Use the github seed source when the seed dataset should come from one or more repositories.

Field Required Description
path No A local git repository path, or a directory whose immediate children are git repositories.
repositories No GitHub repositories to clone. Entries may be owner/name, https://github.com/owner/name, or https://github.com/owner/name.git.
repository_paths No Additional explicit local git repository paths to read.
ref No Branch, tag, or commit to check out for cloned GitHub repositories.
clone_depth No Shallow clone depth for GitHub repositories. Defaults to 1; set to None for a full clone.
clone_timeout_seconds No Timeout for each clone or checkout operation. Defaults to 300.
file_pattern No Inherited file glob from Data Designer's filesystem seed source. For example, *.py.
recursive No Whether file_pattern is applied recursively.
include_extensions No File extensions to include after the glob match. Defaults to common code and documentation extensions. Set to None to allow every extension.
include_file_names No Extensionless file names to include, such as Dockerfile and Makefile.
exclude_patterns No Relative path glob patterns to skip, including .git, cache, build, virtualenv, and dependency directories by default.
max_file_size_bytes No Maximum file size to hydrate into content. Defaults to 1_000_000.
encoding No Text encoding used when reading file contents. Defaults to utf-8.

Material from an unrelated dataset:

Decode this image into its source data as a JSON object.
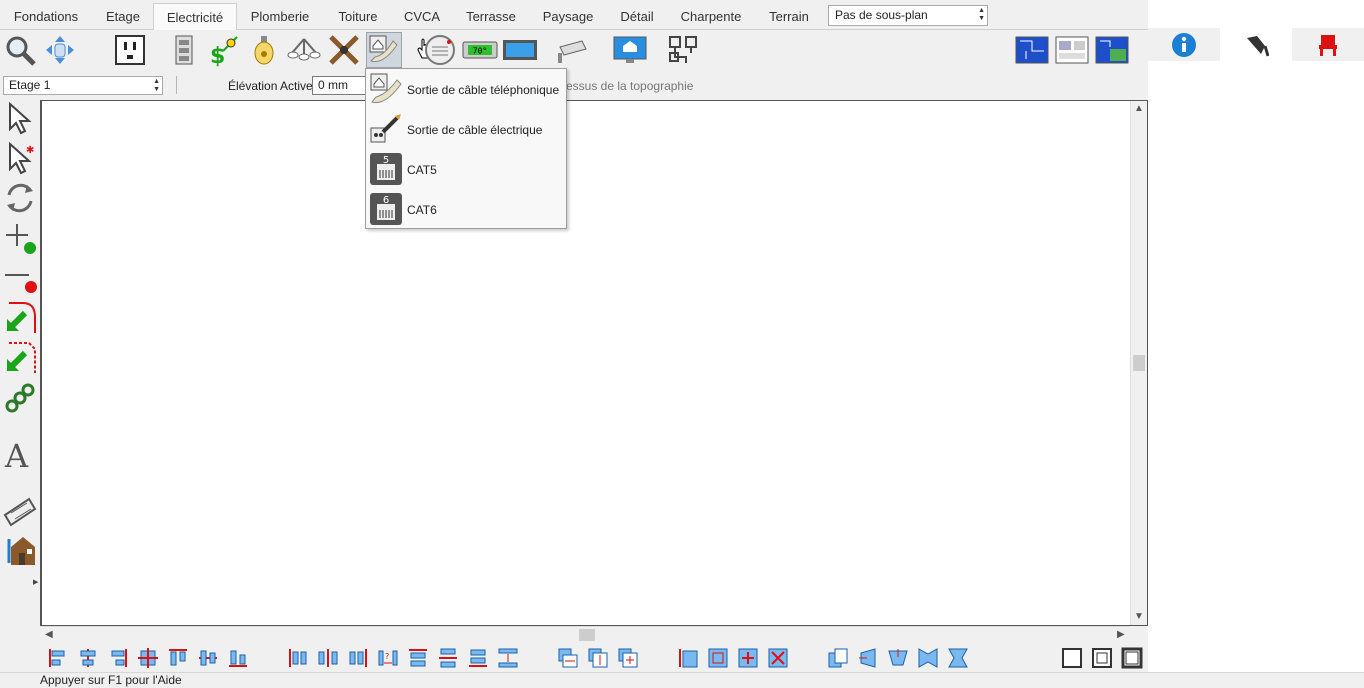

At least one of path, repositories, or repository_paths is required.

Output columns

Column Description
repo_id Repository identifier. GitHub repositories use owner/name; local repositories use their GitHub remote when available, otherwise the directory name.
repo_url Remote origin URL when available.
commit_sha Checked-out commit SHA for the repository.
source_kind github for cloned repositories, or git_repository for local repositories.
repository_path Local path used by the reader. GitHub repositories are cloned into a temporary runtime directory.
source_path Absolute path to the file that produced the seed row.
relative_path File path relative to the repository root.
file_name Basename of the file.
file_extension Lowercase file extension.
code_lang Language hint inferred from the file name or extension.
size_bytes File size at manifest time.
content_sha256 SHA-256 hash of the hydrated file bytes.
content Decoded text content.

Behavior

When the reader is attached, it resolves local repository roots, clones any configured GitHub repositories, records the checked-out commit, and builds a manifest of matching files. File content is read during row hydration, so Data Designer can batch and sample repository content using the same seed reader interfaces as other filesystem-backed datasets.

The plugin reads repository files only. It does not parse code into functions, classes, symbols, dependency graphs, or AST nodes. If a workflow needs those structures, use this reader to collect stable file-level inputs and add downstream columns that perform the language-specific analysis.

The plugin shells out to git for repository operations and does not manage GitHub API tokens. Public repositories work directly. Private repositories require the execution environment's git credential configuration to already have access.